Abstract

To prospectively compare risperidone with conventional antipsychotic agents among schizophrenia patients treated under usual practice conditions. One-year, multicentre, open-label, randomised trial carried out in 21 centres in 17 states of the US. 684 patients were followed from 1995 to 1997, and must have experienced a symptom relapse at study start. Patients were randomly assigned to risperidone therapy or their physician's 'best choice' of any one of the 13 conventional antipsychotic medications approved in the US. Outcomes measured were changes in psychiatric symptoms, side effects, satisfaction with drug therapy, quality of life (including health-related quality of life [HRQOL]) and resource utilisation. A subgroup analysis of the non-switchers was also conducted. Irrespective of treatment group, treatment switching and days with no drug therapy were observed.
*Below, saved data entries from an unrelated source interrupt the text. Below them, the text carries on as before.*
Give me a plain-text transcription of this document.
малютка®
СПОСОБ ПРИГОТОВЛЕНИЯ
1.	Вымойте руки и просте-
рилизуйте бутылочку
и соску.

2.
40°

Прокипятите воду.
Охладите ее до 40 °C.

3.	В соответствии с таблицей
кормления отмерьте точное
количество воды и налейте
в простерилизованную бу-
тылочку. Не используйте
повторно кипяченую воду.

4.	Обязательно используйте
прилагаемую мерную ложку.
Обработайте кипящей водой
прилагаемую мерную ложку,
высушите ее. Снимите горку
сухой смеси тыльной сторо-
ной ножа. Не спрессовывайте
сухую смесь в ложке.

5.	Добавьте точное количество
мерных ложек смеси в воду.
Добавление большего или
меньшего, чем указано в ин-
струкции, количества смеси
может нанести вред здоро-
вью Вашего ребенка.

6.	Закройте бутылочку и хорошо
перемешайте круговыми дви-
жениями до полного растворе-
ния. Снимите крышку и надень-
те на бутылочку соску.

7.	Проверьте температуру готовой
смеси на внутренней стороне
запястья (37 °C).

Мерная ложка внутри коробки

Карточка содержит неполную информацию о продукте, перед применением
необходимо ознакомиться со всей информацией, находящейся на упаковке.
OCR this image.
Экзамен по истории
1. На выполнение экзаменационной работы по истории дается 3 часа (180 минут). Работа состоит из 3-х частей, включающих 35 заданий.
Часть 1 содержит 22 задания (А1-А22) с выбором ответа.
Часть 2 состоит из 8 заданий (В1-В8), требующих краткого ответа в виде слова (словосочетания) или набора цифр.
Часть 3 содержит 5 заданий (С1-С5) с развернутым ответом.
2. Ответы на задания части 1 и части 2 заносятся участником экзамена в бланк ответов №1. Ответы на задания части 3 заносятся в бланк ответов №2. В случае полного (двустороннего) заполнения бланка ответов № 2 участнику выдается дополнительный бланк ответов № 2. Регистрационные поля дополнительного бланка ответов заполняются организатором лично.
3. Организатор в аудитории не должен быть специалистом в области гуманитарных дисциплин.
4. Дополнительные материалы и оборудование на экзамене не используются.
Compared with patients on conventional antipsychotics, those in the risperidone group achieved statistically superior scores on the Positive and Negative Syndrome Scale for Schizophrenia (PANSS) [PANSS total score improved from 83.32 to 61.80 vs 81.42 to 66.99 in the risperidone and conventional groups, respectively), Barnes Akathisia Scale (scores improved from 0.89 to 0.55 vs 0.87 to 0.81 in the risperidone and conventional groups, respectively), and 36-Item Short Form Health Survey (SF-36) scale (scores improved from 32.83 to 39.92 vs 32.55 to 37.22 in the risperidone and conventional groups, respectively) during the 1-year treatment period. A significantly higher percentage of risperidone- treated patients had a 60% improvement in PANSS scores at 12 months (20.9% of patients compared with 10.7% in the risperidone and conventional groups, respectively). There was no statistically significant difference in resource utilisation between the two groups. Among non-switchers, patients in the risperidone group had lower total costs and more clinical benefits. Conditions of usual practice resulted in a high degree of non-treatment, treatment changing and multi-antipsychotic drug therapy. Patients in the risperidone group had better clinical outcomes (e.g. reduced psychiatric symptoms and side effects) and improved HRQOL. There were no significant differences in healthcare utilisation between the two study groups.